4 seconds – please critique my code for improvements 😀

edit to previous comment: change

“for(int i = 3;i<=(int)Math.sqrt(num)*2;i+=2){"

to

"for(int i = 3;i<=(int)Math.sqrt(num);i+=2){"

to cut the time in half – around 2 sec 😀

I think inclusion-exclusion would be faster, or if you’re doing this this way why not add up all the numbers you’re setting up as false instead of removing them and subtract that from the total sum of 1+…2 million?

Because I wanted to develop a general sieving algorithm which I could use later on, and I wanted the output to be a list of primes. So you might be right, but that was the reason for doing it this way.

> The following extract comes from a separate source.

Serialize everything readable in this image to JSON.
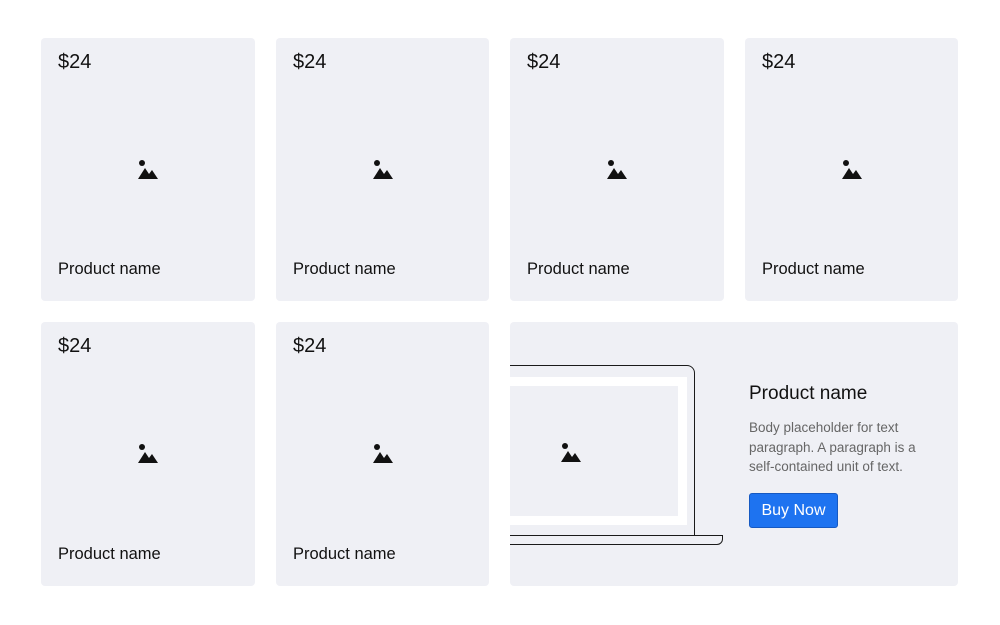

why do I get 142913828917…its just 5 short of the right answer..so wat could be the problem??

got it..left out 3 and 2

Hello,

i calculated the sum as 142,915,960,832 with a C program and with a Python program on the same computer i got 142,913,828,922.

Line by line comparison of the two summing processes shows “rounding” errors in the Python program execution. This is somewhat irritating as one would not expect rounding errors using integer values.

I am sure that the first sum is the right one.

If someone tells me a way i can upload two data files showing the differences.